The aging brain shows increased levels of inflammation. A) Aging results in vascular inflammation (red), which is characterized by increased expression of cell adhesion molecules (e.g. VCAM-1), cytokine production, blood-brain barrier permeability and dysregulation of vascular tone - all of which contribute to age-related atherosclerosis, hypertension, and stroke. B) There is a prominent increase in activated memory CD8⁺ T cells (orange) in the aged brain. Aged dura shows a distinct population of antigen experienced B cells (red) with an expansion of IgM plasma cells. C) Aged microglia (light blue) upregulate expression of proinflammatory cytokines and type one interferon (IFN1) signaling, downregulate homeostatic genes and accumulate lipid droplets. Functionally, aged microglia exhibit a reduced phagocytic capacity and motility. Microglia-derived C3 complement component mediates age-dependent synapse loss in neurons. Activated microglia further produce IL-1α, TNFα, and C1q, which are necessary and sufficient to induce a neuroinflammatory reactive astrocyte phenotype (green) exacerbated in the aged brain. D) Reactive astrocytes (green) in the aged brain significantly upregulate C3, C4b, Cxcl10, GFAP, Serpina3n and major histocompatibility complex (MHC) class I genes. The production of complement and saturated lipids by reactive astrocytes, as well as a downregulation of cholesterol synthesis, favor synapse elimination in the aged brain.

Figure 2.. The immune response to ischemic stroke in the aged brain.

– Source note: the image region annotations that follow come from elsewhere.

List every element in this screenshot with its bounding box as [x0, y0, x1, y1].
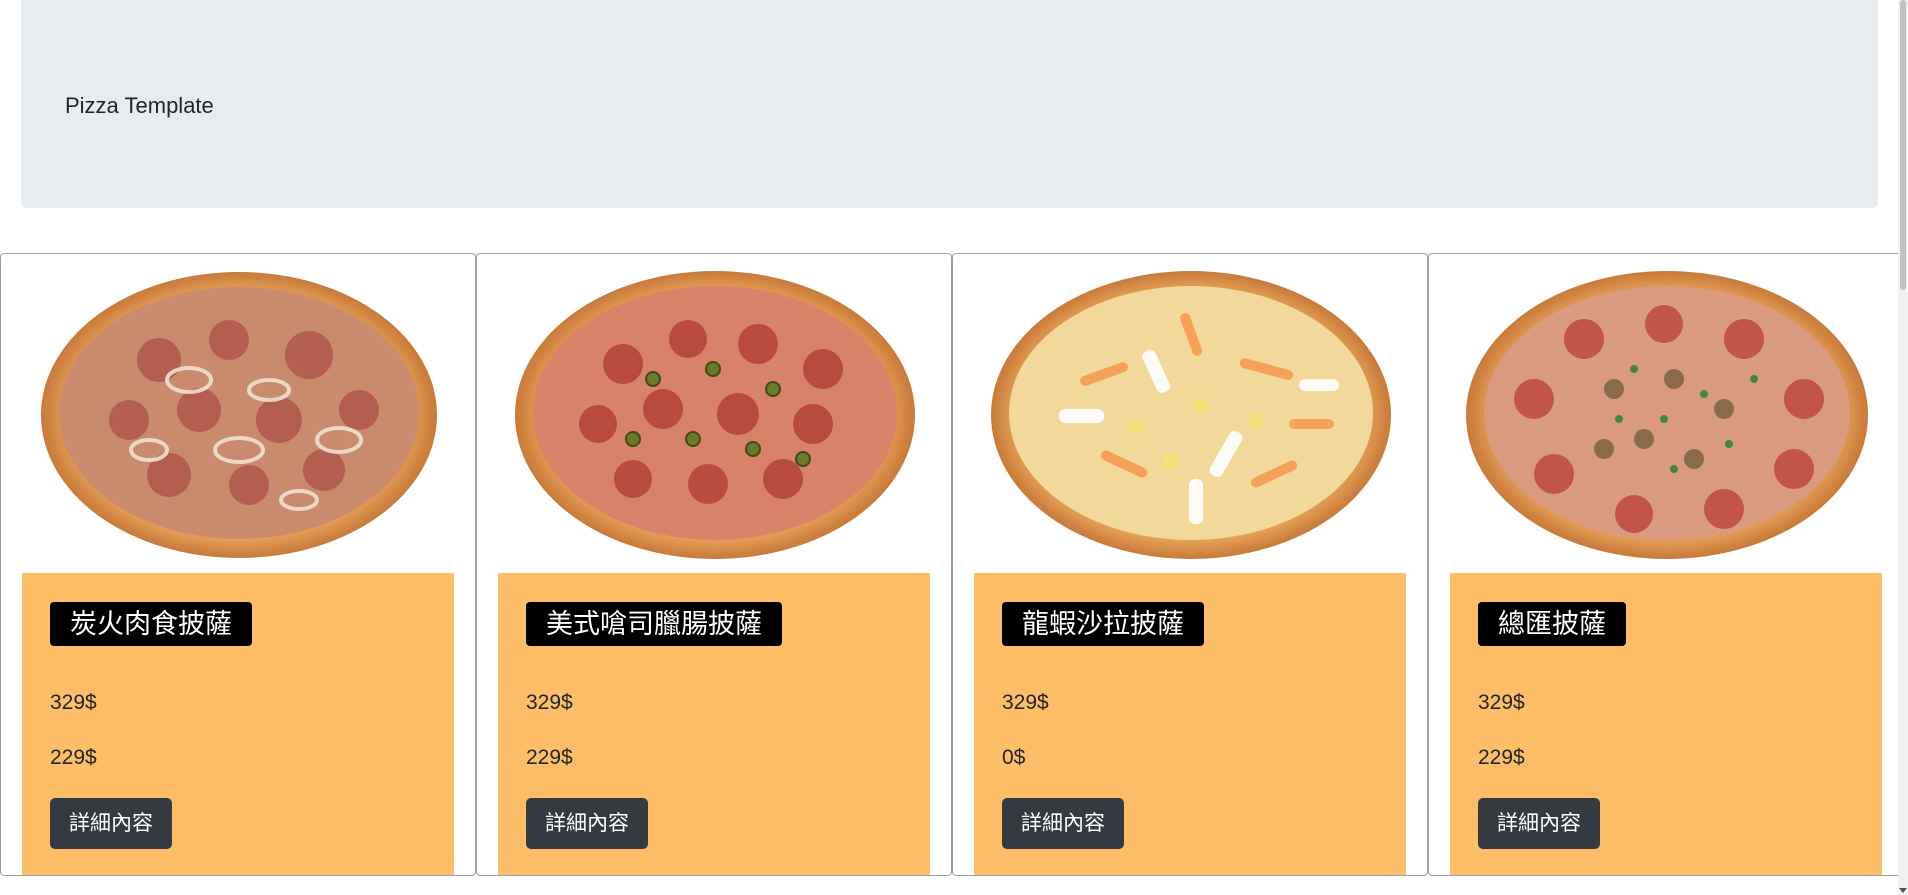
price-sale: 229$ [50, 746, 97, 769]
price-regular: 329$ [1002, 691, 1049, 714]
details-button[interactable]: 詳細內容 [50, 798, 172, 849]
pizza-name: 炭火肉食披薩 [50, 602, 252, 646]
pizza-card: 美式嗆司臘腸披薩 329$ 229$ 詳細內容 [476, 253, 952, 876]
details-button[interactable]: 詳細內容 [526, 798, 648, 849]
pizza-card-body: 炭火肉食披薩 329$ 229$ 詳細內容 [22, 573, 454, 875]
pizza-card: 龍蝦沙拉披薩 329$ 0$ 詳細內容 [952, 253, 1428, 876]
pizza-card-body: 龍蝦沙拉披薩 329$ 0$ 詳細內容 [974, 573, 1406, 875]
scrollbar-thumb[interactable] [1900, 0, 1906, 290]
pizza-card-row: 炭火肉食披薩 329$ 229$ 詳細內容 美式嗆司臘腸披薩 329$ 229$… [0, 253, 1904, 876]
jumbotron-header: Pizza Template [21, 0, 1878, 208]
pizza-card-body: 美式嗆司臘腸披薩 329$ 229$ 詳細內容 [498, 573, 930, 875]
price-regular: 329$ [50, 691, 97, 714]
pizza-name: 龍蝦沙拉披薩 [1002, 602, 1204, 646]
vertical-scrollbar[interactable] [1898, 0, 1908, 895]
pizza-name: 美式嗆司臘腸披薩 [526, 602, 782, 646]
price-sale: 0$ [1002, 746, 1026, 769]
pizza-image [497, 264, 933, 566]
details-button[interactable]: 詳細內容 [1478, 798, 1600, 849]
scroll-down-arrow-icon[interactable] [1899, 888, 1907, 893]
pizza-card: 總匯披薩 329$ 229$ 詳細內容 [1428, 253, 1904, 876]
price-sale: 229$ [526, 746, 573, 769]
details-button[interactable]: 詳細內容 [1002, 798, 1124, 849]
price-regular: 329$ [526, 691, 573, 714]
pizza-card: 炭火肉食披薩 329$ 229$ 詳細內容 [0, 253, 476, 876]
pizza-image [1449, 264, 1885, 566]
pizza-image [515, 271, 915, 559]
price-regular: 329$ [1478, 691, 1525, 714]
pizza-image [1466, 271, 1868, 559]
pizza-name: 總匯披薩 [1478, 602, 1626, 646]
price-sale: 229$ [1478, 746, 1525, 769]
pizza-card-body: 總匯披薩 329$ 229$ 詳細內容 [1450, 573, 1882, 875]
page-title: Pizza Template [65, 93, 214, 118]
pizza-image [991, 271, 1391, 559]
pizza-image [21, 264, 457, 566]
pizza-image [41, 272, 437, 558]
pizza-image [973, 264, 1409, 566]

Following ischemic stroke, aged microglia (light blue) demonstrate a blunted transcriptional response dominated by genes associated with IFN1 signaling. The complement components that infiltrate the brain from serum exosomes bind to C3a receptors on aged microglia and trigger excessive synapse phagocytosis. Astrocyte reactivity (green) is exacerbated after ischemic stroke, leading to accelerated glial scar formation. Ischemic injury triggers aged astrocytes to significantly upregulate IL-15 which promotes further accumulation of CD8⁺ T cells (orange) that recruit other peripheral immune cells through secretion of proinflammatory cytokines. The ratio of neutrophils (pink) to monocytes (purple) is significantly increased in the aged brain after ischemic stroke and infiltrating neutrophils are highly metabolically active, secreting large amounts of matrix metalloproteinase (MMP)-9 and reactive oxygen species (ROS). Genes related to angiogenesis and extracellular matrix (ECM) remodeling (e.g. Col3a1, Col6a1, Pdgfrb, Lox, Angptl4, Ecm, Mmp12, Eln) are significantly downregulated in the aged brain relative to that observed in young animals, indicative of reduced vascular remodeling.